With a name that has been a registered trade mark of international tourism for over eighty years, Saint Moritz is the ultimate luxury destination: UNESCO World Heritage Site for its Albula and Bernina railway lines, two Winter Olympics, five Alpine World Ski Championships, with an array of polo, bob and equestrian events to boot.
The latest addition to the list of renowned restaurants, hotels and shopping streets is a strictly Made in Italy project by Baxter’s style department and coordinated by Stefano Guidotti. After the alpine resorts in Madonna di Campiglio, La Thuile, Brigels, Achental, Lana, dachas of the Tinkoff Collection of Courchevel and Val Thorens, now it’s finally the turn of the Engadin’s most classical destination: St. Moritz, with the Balthazar lounge bar, just waiting to be discovered, not only for its cocktails, but also in virtue of its warm and inviting interiors laden with peaceful and emotional ambiences.
The main interior is characterised by the reassuring presence of an ancient moulded dark wooden bar counter introducing a small, more informal ‘living’ area with sofa, armchairs, side tables, and an area with tables and chairs where visitors can sip their cocktails. A captivating and welcoming effect is generated by diffused amber lighting, along with golden reflections propagated by Lais suspended lamps.
In addition to this convivial spaces we have two ‘corollaries’, more intimate interiors accessible via small openings, as though they were ‘hidden rooms’. The first of these is an elegant private lounge dedicated to Dom Pérignon, the second is the Chef Table hall, where guests dine in close contact with chefs at work. The kitchen is in full view, distinguished by a dark green ceramic cladding with chevron pattern, and a large floor-to-ceiling window which insulates, without concealing.

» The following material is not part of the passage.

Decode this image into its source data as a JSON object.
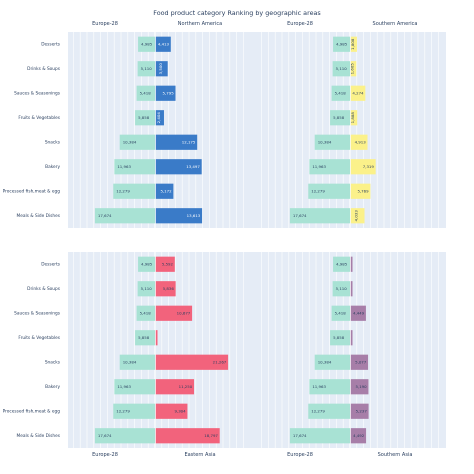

The overall design for Balthazar is made special by the articulated configuration of space, the lighting design, the layout of functional areas and the sheer richness of materials and decorations: full-bodied leathers covering seats and sofas, precious metals, blended forms and colours, and not least, the richness of coverings. In particular, the walls and ceilings of both private halls become an opportunity for flaunting inspired floral decorations, cascaded, or as a hyper-realistic backdrop.